Cada uno de ellos procedía de un nombre incluido en su lista de direcciones. Todos eran suyos. El hecho de que contuviesen poemas almibarados e infantiles declaraciones de amor eterno era irrelevante. Lo único importante era que aquel chalado hubiese podido introducirse en su ordenador. Y luego, gracias a un astuto texto inicial, había conseguido que ella leyera todos los mensajes. Además, era probable que al abrirlos hubiera dado entrada también a Michael O'Connell. Aquel tipo era como un virus, y ahora estaba tan cerca de ella que bien podía haber estado sentado a su lado.

Con un pequeño gemido, Ashley se reclinó en la silla con brusquedad y casi perdió el equilibrio. Sintió una especie de mareo, como si la habitación girara a su alrededor. Se agarró a los brazos de la silla con firmeza e inspiró hondo varias veces para sosegarse.

Se dio la vuelta despacio y contempló el pequeño mundo de su apartamento. Michael O'Connell había pasado sólo una noche allí, una noche truncada. Ella creía que ambos estaban borrachos y lo había invitado. Ahora intentó repasar qué había sucedido de verdad aquella noche aciaga. No logró recordar cuánto había bebido él. ¿Una copa? ¿Cinco? ¿Se había contenido mientras ella bebía? La respuesta se había perdido en su propio exceso aquella noche. Había experimentado una desagradable sensación de libertad, un tono de abandono que no cuadraba con ella. Se habían desnudado torpemente y luego habían copulado frenéticamente. Fue rápido, nervioso, sin mucha ternura. Acabó en pocos minutos. Si hubo algún afecto real en el acto, no podía recordarlo. Para ella había sido una liberación explosiva y rebelde, justo en una época en que solía tomar malas decisiones.

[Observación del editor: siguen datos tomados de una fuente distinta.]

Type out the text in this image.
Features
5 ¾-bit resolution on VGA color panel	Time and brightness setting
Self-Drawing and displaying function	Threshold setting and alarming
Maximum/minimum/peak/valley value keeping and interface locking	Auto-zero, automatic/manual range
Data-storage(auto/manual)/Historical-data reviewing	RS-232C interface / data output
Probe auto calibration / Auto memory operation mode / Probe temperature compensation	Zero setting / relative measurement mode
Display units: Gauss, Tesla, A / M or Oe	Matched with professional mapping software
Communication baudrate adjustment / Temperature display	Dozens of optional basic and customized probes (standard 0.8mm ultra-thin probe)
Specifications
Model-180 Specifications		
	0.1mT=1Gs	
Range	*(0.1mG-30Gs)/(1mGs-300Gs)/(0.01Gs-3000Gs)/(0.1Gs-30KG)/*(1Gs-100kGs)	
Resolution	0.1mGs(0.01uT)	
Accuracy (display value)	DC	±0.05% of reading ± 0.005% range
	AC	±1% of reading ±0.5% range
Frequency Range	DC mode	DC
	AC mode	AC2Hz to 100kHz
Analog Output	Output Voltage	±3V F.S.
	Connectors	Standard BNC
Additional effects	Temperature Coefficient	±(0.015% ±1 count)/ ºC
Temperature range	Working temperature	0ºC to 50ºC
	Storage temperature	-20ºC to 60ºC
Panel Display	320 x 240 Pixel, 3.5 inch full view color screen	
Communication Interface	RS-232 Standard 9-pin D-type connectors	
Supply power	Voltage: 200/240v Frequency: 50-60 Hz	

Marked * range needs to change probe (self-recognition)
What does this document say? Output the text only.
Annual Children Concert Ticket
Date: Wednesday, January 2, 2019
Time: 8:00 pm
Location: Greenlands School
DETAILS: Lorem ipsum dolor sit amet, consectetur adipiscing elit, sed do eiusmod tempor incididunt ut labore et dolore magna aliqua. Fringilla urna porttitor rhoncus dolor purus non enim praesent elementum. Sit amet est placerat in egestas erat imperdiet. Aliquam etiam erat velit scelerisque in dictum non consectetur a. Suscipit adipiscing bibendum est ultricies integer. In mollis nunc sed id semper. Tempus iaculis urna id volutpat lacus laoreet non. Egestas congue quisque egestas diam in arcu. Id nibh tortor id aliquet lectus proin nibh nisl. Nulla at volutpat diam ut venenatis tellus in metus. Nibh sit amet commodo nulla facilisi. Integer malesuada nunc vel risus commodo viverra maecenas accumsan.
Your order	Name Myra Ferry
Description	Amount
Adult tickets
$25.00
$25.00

La resaca de una ruidosa y fea ruptura con su novio de tercer curso, relación que había durado hasta el último año a pesar de algunas peleas y una sensación general de insatisfacción. La graduación y la incertidumbre la asaltaban a cada paso. Una sensación de aislamiento de sus padres y de sus amigos. Todo en su vida le parecía forzado, un poco torcido, desenfocado y desafinado. Y en aquel torbellino se produjo aquella única desafortunada noche con O'Connell. Era guapo, seductor, diferente a los estudiantes con que había salido en la facultad, y ella había pasado por alto aquella manera rara que tenía de mirarla desde el otro lado de la mesa, como tratando de memorizar cada centímetro de su piel, y no de una manera romántica.

Sacudió la cabeza.

Los dos se derrumbaron en el colchón al terminar. Ella agarró una almohada y, con la habitación dándole vueltas y un sabor amargo en la boca, se quedó dormida al momento. «¿Qué hizo él? -se preguntó ahora-. Encendió un cigarrillo.» Por la mañana, ella se levantó, sin propiciar un segundo revolcón, y lo despertó aduciendo que tenía una entrevista importante. No lo invitó a desayunar ni lo besó, tan sólo se metió en la ducha y se frotó con frenesí bajo el agua caliente, restregando cada centímetro de piel como si estuviera cubierta de un olor asqueroso. Quería que aquel tipo se marchara de inmediato, pero él no lo hizo.